Morning CME Globex Update:
Corn, soybean, and wheat prices were mixed through the overnight session and early part of Friday, with soybean contracts attracting the most buying interest. A generally favorable near-term weather forecast for the heart of the Corn Belt may be preventing corn and soybean traders from pursuing a major correction of the recent trade-related losses.
|U.S. Dollar Index:||Lower|
Friday morning has progressed with relatively light volumes of corn futures trade and subsequently quiet price movements. Outside markets are likely to be supportive to grain trade, with the U.S. Dollar Index lower and crude oil rallying on the prospect that OPEC's expected boost in production might not be as large as previously guessed. The monthly Cattle On Feed report to be released Friday afternoon is expected to show fewer animals consuming feed grains. Some of that reduction in demand might have been motivated by the higher corn prices of April and early May, but cattle feeders who are making decisions going forward are now seeing feed prices 14 percent cheaper than last month's high. In the cash corn market, the DTN National Corn Index, an average of cash bids around the country, was $3.28 Thursday, showing the national average basis level at 29 cents under the July futures contract. At 8 a.m. USDA reported 131,300 mt of corn sold to Mexico; 30,000 for 2017-2018 and 101,300 mt for 2018-2019. Also, 117,000 mt of corn were sold to Panama for 2018-2019 delivery.
Soybean futures are higher Friday morning, but haven't pursued any serious upward correction. The new crop November contract has spent most of the past three trading sessions hovering in a 10-cent range above $9.00 per bushel. It will take a few days for flooded soybean fields to drain and then for the plants to demonstrate how much damage they incurred.

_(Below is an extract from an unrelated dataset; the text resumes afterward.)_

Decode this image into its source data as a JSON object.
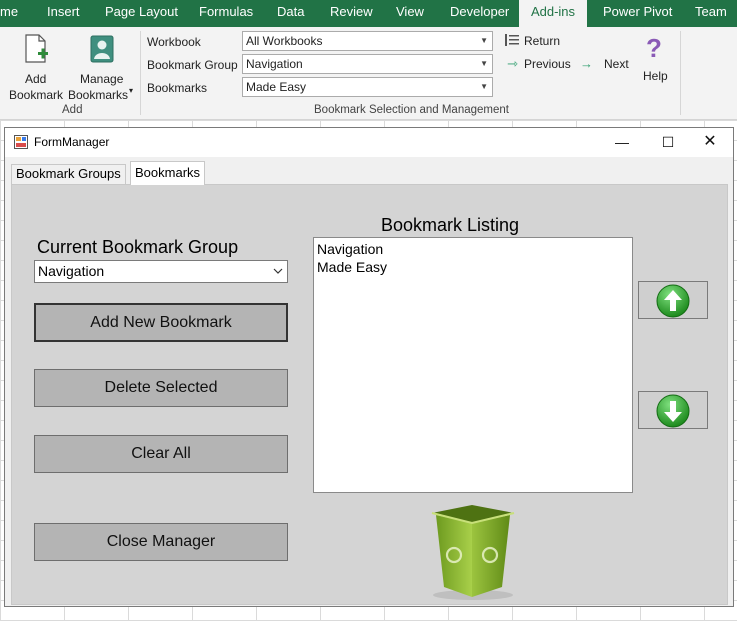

Despite that damage, the overall impact of recent Midwestern rains will be to improve the crop's yield prospects and reinforce traders' bearish outlooks. Friday is the last trading day for July grain and oilseed options contracts, which may contribute volatility throughout the session. The DTN National Soybean Index was $8.19 Thursday, with old crop basis bids stronger at an average of 61 cents under the July futures contract. The average new crop basis bid collected by DTN Thursday was 72 cents under the November contract ($8.30 per bushel).
Drought conditions have improved over the past ten days, and not a moment too soon for the heading spring wheat crop, although the futures market hasn't expressed any bullish concern about production during the past two weeks of global trade uncertainty. The proportion of the High Plains region in any form of drought fell 3.24 percentage points to 49.15 percent on the most recent U.S. Drought Monitor. The day-to-day direction of wheat futures prices remains under the strong influence of the row crop markets, and September Minneapolis spring wheat futures are lingering almost 90 cents below their late May high. In the cash market for spring wheat, the DTN Spring Wheat Index came to $5.38 Thursday, or 14 cents under the July Minneapolis contract. Cash bids for the new crop of Hard Red Winter Wheat, which is generally a high protein crop this year, remain historically strong for harvest season: an average of only 4 cents under the July KC contract ($4.89). The SRW Index was $4.73 or 22 cents under the July Chicago contract.